Infographic for my research project
Purpose: To rhetorically and graphically represent the data from your research paper. An infographic is used by some to replace the standard essay. Because your research paper may have a good portion of information, you may choose to select to represent a portion of the paper instead.
Audience: Your audience is more broad and general than your research paper. Consider that if your research paper would appear in, for example, Parenting Today, your infographic would appear in USA Today.
Genre: Infographic. One of the best ways to familiarize yourself with the genre is to look at examples. Google the term infographic to review and analyze a variety of infographics.

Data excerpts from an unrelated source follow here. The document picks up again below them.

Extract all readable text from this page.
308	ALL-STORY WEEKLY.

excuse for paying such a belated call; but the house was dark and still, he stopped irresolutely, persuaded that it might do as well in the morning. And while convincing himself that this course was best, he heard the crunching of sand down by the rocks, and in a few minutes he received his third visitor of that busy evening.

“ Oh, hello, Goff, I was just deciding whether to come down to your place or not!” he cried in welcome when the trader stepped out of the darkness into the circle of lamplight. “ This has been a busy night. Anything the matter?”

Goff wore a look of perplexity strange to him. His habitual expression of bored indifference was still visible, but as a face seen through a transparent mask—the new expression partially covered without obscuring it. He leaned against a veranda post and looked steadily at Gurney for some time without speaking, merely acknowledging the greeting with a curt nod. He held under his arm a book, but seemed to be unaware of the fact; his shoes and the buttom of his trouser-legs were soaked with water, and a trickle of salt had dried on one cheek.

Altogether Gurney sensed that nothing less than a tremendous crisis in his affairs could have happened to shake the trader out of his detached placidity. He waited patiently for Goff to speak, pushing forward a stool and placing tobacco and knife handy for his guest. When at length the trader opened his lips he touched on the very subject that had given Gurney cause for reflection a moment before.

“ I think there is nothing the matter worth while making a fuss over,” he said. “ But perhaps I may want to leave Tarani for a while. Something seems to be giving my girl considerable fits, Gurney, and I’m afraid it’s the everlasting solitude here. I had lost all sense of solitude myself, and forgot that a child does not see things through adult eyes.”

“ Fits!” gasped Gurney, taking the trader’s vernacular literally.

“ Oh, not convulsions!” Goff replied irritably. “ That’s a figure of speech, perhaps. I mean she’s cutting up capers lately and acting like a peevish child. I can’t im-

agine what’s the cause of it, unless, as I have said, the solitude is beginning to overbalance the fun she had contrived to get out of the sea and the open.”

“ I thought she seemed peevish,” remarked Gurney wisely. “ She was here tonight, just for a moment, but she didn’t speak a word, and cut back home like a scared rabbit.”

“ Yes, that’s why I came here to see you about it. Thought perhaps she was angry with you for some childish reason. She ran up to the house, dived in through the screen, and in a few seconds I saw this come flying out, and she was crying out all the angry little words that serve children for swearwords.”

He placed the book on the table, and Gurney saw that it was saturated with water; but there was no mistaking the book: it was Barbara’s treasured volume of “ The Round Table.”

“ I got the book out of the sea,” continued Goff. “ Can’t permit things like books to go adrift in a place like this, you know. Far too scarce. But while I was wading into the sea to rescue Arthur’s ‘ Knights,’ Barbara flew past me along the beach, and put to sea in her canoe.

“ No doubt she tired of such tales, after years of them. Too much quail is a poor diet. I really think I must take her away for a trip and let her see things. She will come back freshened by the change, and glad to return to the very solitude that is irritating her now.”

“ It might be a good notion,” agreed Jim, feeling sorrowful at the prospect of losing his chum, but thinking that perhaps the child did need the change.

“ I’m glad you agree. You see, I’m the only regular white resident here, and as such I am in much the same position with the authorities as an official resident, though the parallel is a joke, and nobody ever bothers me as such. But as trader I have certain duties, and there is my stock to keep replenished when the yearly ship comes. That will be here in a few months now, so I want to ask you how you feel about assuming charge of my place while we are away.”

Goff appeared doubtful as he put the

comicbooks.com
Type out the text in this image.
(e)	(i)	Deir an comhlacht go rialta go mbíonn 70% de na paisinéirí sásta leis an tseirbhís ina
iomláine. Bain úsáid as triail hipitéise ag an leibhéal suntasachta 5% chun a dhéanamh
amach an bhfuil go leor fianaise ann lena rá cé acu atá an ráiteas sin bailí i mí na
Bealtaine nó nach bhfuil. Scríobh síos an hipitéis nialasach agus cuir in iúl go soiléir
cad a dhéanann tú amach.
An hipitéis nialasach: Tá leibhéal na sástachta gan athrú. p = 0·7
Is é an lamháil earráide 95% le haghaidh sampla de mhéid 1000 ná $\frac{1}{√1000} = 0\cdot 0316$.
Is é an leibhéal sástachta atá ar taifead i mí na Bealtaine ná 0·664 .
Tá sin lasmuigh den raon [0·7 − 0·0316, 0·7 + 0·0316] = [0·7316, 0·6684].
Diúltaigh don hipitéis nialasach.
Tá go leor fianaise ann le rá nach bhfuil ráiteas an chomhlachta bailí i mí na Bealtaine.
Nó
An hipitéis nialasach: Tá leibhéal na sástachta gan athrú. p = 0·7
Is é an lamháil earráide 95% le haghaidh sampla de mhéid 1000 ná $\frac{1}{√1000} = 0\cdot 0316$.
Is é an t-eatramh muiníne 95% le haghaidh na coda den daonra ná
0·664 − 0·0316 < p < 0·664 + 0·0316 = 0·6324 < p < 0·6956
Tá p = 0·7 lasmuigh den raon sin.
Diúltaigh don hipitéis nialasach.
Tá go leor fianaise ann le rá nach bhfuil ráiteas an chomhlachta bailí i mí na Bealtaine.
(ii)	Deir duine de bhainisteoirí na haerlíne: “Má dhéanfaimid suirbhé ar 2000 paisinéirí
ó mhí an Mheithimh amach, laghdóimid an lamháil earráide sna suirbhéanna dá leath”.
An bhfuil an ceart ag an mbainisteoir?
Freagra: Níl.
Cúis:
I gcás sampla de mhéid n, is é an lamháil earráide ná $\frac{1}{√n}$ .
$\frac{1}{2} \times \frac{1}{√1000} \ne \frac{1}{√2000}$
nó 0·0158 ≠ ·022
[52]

Stance: Reasoned, persuasive
Medium: Print—submitted as a PDF
Resources: You’ll create your infographic from the sources you cite in your AB
Length: 1 full page
Due: March 14, 2018
Grading Criteria
Contains a compelling narrative with a sustained argument and analysis—flashy doesn’t necessarily mean good
Uses credible, quality primary and/or secondary research to develop the infographic
Maintain a clear focus toward your established audience throughout the infographic
Use conventions of standard written English (appropriate diction, no omitted words, grammar, punctuation, spelling).
This infographic has a compelling use of color, white space, and layout.
Notice the narrative structure of the infographic—the move from introductory material to a point-by-point comparison of dog vs. cat people.
The center graphic serves as a visual cue for a topic shift (much like the topic sentence of an essay).
Varying color creates visual variety, but the use of three main colors (blue, red, and white)—or variances of these colors—creates continuity in the infographic.
Even though there is a lot of statistical data being represented, notice there isn’t much use of charts or graphs.
Font choice in your infographic is very important. You should choose your font judiciously, as it tells a lot about you as a writer.
No, seriously, it is important (see how I chose an infographic to show you this? Very meta).